Why, then, does the food movement barely even mention the nation's largest grassroots food access initiative, the one developed in those very same communities decades before by the BPP?
It wasn't until I began to collaborate directly with urban food justice activists - a people-of-color-led subset of the food movement -- that I heard any real discussion of the Panthers at all. Food justice activists employ many of the same strategies that have come to characterize the broader food movement -- they build gardens, offer nutrition education, and develop local food markets. But in the food justice approach, cooking and eating are never simply about improving nutrition alone. Food is also a strategic organizing tool and a critical conversation starter, all in support of a multi-ethnic movement for social and environmental justice.
If that narrative sounds familiar, it's because the legacy of the Black Panther Party looms large in the work of the food justice movement. Several former Black Panthers have remained committed to developing food-related programs, while many young food justice activists have taken the Panthers' revolutionary message to heart. At least one active food justice group -- Community Services Unlimited, Inc. in South Los Angeles -- was actually founded in the mid-1970s as the non-profit arm of a reformulated BPP chapter.

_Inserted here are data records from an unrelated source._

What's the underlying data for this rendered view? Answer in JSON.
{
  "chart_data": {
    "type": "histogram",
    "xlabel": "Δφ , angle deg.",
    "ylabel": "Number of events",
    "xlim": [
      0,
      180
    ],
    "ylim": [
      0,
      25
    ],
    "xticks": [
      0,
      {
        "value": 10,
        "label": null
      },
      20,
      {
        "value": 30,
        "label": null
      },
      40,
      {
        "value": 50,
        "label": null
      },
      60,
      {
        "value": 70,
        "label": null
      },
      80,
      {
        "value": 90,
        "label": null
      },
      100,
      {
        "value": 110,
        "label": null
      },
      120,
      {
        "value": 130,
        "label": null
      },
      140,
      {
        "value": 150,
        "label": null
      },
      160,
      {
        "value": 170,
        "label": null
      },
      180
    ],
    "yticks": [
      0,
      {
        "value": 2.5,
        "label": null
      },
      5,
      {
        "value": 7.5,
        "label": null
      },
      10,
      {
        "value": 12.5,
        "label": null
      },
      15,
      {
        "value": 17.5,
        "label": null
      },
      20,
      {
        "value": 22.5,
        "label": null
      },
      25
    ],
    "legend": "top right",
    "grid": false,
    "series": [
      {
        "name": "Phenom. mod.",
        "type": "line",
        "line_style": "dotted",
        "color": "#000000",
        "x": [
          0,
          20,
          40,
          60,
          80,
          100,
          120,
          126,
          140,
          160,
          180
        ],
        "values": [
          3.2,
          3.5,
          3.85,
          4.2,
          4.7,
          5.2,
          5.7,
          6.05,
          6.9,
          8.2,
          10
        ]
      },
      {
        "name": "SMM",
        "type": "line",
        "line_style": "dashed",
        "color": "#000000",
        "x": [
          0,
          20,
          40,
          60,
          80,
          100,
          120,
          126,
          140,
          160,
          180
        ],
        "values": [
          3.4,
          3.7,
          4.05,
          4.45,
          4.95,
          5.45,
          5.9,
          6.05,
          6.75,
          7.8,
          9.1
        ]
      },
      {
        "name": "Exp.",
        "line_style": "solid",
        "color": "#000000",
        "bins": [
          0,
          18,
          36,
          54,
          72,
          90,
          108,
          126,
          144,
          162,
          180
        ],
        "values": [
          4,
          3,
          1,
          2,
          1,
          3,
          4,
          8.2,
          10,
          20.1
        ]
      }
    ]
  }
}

Operating in a vastly different historical and economic moment, today's food justice groups echo many of the Black Panther Party's fundamental critiques of racism and capitalism, although they do tend to emphasize the BPP's commitment to grassroots community action over and above its armed militancy.
They also face a number of similar strategic and economic challenges -- finding a sustainable economic model to fund a radical social movement is no easier now than it was then. And while the Panthers had to fight back against government repression in their time, today's food justice activists struggle to navigate the demands of the "nonprofit industrial complex."
Ultimately, as former Panther Chief of Staff David Hilliard described at a food justice event in 2011, "We've always been involved in food, because food is a very basic necessity, and it's the stuff that revolutions are made of."
For a better understanding of the Black Panther Party, and for a more just food system, it's a story we should tell more often.